Setting a WPF ContextMenu's PlacementTarget property in XAML?
You should be setting the ContextMenuService.Placement attached property on the button, as stated in the remarks in the documentation for ContextMenu.Placement.
<Button Name="btnFoo" Content="Foo" ContextMenuService.Placement="Bottom"> <Button.ContextMenu> <ContextMenu> <MenuItem Header="Bar" /> </ContextMenu> </Button.ContextMenu></Button>
Have you tried this:
<Button Name="btnFoo" Content="Foo"> <Button.ContextMenu> <ContextMenu> <MenuItem Header="Bar" /> </ContextMenu> </Button.ContextMenu></Button>
This will make the ContextMenu open where you right clicked your mouse (on the button).Which I think might be your desired location right?

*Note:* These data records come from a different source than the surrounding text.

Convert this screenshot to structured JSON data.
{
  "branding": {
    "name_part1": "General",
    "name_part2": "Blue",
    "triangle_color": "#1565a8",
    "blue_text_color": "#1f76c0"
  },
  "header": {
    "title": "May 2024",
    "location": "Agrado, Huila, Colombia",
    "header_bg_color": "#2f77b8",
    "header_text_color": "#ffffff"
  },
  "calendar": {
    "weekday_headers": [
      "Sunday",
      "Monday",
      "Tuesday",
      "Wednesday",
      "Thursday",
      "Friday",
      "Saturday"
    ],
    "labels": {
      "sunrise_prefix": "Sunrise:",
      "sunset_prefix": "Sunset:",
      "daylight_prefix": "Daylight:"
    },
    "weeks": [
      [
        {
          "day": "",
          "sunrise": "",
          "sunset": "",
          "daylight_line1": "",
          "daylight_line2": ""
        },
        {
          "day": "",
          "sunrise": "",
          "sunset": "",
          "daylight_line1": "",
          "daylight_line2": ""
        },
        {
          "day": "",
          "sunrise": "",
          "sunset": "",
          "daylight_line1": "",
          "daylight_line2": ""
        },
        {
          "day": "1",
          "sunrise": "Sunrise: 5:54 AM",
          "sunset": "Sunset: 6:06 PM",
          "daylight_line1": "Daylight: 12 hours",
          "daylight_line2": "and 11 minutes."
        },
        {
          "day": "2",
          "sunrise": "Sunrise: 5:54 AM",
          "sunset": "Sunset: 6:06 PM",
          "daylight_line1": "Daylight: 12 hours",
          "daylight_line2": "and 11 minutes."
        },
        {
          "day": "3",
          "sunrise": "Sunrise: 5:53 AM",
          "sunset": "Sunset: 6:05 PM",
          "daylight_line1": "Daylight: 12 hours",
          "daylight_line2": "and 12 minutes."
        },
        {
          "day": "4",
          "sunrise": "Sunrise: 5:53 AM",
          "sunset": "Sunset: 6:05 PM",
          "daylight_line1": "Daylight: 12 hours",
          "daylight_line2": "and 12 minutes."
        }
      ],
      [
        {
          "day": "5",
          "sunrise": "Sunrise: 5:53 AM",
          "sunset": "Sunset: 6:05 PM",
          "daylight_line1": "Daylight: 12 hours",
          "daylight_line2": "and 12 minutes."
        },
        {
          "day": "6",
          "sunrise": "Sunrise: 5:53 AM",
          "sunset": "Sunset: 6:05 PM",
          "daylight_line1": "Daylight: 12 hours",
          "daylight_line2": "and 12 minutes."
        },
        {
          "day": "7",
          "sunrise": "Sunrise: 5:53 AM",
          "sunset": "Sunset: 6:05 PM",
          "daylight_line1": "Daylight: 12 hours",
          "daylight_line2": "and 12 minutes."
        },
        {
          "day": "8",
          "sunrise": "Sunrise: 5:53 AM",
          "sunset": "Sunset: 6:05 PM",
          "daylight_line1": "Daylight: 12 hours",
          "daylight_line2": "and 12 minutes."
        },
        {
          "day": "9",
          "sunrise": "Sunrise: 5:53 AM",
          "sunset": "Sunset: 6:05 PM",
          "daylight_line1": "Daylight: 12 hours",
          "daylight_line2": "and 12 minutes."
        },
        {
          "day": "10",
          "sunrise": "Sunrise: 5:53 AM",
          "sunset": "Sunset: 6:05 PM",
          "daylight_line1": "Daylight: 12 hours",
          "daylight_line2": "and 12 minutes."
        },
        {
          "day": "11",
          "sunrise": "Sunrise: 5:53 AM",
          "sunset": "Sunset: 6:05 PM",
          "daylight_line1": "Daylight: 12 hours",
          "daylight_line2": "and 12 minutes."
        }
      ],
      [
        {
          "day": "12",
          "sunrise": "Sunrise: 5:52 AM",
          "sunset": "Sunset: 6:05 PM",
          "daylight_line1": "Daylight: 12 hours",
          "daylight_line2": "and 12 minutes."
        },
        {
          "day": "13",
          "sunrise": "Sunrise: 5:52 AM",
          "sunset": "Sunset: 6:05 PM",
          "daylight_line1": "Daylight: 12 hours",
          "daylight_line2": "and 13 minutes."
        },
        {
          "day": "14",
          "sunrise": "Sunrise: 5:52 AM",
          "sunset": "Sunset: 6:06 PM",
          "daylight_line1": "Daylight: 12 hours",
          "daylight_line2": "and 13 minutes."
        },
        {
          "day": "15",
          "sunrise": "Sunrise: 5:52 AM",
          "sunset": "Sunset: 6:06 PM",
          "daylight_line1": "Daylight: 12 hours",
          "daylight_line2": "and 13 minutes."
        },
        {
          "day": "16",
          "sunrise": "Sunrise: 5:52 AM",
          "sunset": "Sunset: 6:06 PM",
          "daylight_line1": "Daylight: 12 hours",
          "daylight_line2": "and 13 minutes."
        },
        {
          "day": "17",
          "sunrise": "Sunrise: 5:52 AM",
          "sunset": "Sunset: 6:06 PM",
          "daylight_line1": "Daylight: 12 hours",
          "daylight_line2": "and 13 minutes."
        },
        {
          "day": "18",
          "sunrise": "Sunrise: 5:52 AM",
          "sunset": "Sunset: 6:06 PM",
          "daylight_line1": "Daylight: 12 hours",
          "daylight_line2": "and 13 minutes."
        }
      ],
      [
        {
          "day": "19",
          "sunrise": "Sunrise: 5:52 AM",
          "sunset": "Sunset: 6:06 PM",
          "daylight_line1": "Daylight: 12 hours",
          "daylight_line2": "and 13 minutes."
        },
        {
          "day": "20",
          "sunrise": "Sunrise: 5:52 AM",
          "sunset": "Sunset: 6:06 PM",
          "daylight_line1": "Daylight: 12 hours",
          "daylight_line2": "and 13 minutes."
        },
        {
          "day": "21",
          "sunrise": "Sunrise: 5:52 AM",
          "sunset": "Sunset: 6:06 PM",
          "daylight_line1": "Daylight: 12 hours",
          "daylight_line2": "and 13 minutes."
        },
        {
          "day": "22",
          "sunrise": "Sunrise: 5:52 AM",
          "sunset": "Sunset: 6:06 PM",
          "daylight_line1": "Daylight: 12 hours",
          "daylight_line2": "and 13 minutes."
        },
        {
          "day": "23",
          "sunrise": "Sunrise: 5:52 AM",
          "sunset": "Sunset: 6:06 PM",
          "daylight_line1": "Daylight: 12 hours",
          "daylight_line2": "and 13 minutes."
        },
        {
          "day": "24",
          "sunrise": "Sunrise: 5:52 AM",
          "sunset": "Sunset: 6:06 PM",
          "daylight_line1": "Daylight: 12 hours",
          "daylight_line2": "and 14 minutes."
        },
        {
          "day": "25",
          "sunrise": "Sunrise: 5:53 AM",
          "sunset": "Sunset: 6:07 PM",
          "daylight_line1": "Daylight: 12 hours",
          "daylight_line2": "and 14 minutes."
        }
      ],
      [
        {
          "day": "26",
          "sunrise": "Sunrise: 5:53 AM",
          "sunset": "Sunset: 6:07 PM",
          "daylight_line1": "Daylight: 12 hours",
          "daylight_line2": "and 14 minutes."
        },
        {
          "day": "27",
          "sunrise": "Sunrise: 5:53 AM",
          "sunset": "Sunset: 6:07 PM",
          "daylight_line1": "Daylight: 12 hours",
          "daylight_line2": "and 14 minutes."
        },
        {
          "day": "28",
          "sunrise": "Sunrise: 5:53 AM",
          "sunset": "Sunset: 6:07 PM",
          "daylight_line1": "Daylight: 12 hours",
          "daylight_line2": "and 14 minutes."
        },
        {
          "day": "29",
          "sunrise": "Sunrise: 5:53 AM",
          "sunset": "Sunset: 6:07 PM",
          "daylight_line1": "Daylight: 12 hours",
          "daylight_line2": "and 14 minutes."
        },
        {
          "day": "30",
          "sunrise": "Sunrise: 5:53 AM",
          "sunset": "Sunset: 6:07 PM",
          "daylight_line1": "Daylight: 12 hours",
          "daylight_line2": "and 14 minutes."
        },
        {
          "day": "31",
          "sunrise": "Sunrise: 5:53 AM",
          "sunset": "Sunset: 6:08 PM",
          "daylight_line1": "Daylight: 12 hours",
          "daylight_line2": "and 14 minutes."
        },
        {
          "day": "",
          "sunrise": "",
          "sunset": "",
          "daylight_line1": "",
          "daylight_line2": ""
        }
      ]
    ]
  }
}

--- EDIT ---In that case use this:
<Button Name="btnFoo" Content="Foo" ContextMenuOpening="ContextMenu_ContextMenuOpening"> <Button.ContextMenu> <ContextMenu Placement="Bottom"> <MenuItem Header="Bar" /> </ContextMenu> </Button.ContextMenu></Button>
And in code behind:
private void ContextMenu_ContextMenuOpening(object sender, ContextMenuEventArgs e){ // Get the button and check for nulls Button button = sender as Button; if (button == null || button.ContextMenu == null) return; // Set the placement target of the ContextMenu to the button button.ContextMenu.PlacementTarget = button; // Open the ContextMenu button.ContextMenu.IsOpen = true; e.Handled = true;}
You can reuse the method for multiple buttons and ContextMenu's..
You could use a <Menu />
, styled as a Button
and avoid the hassle with the ContextMenuService
.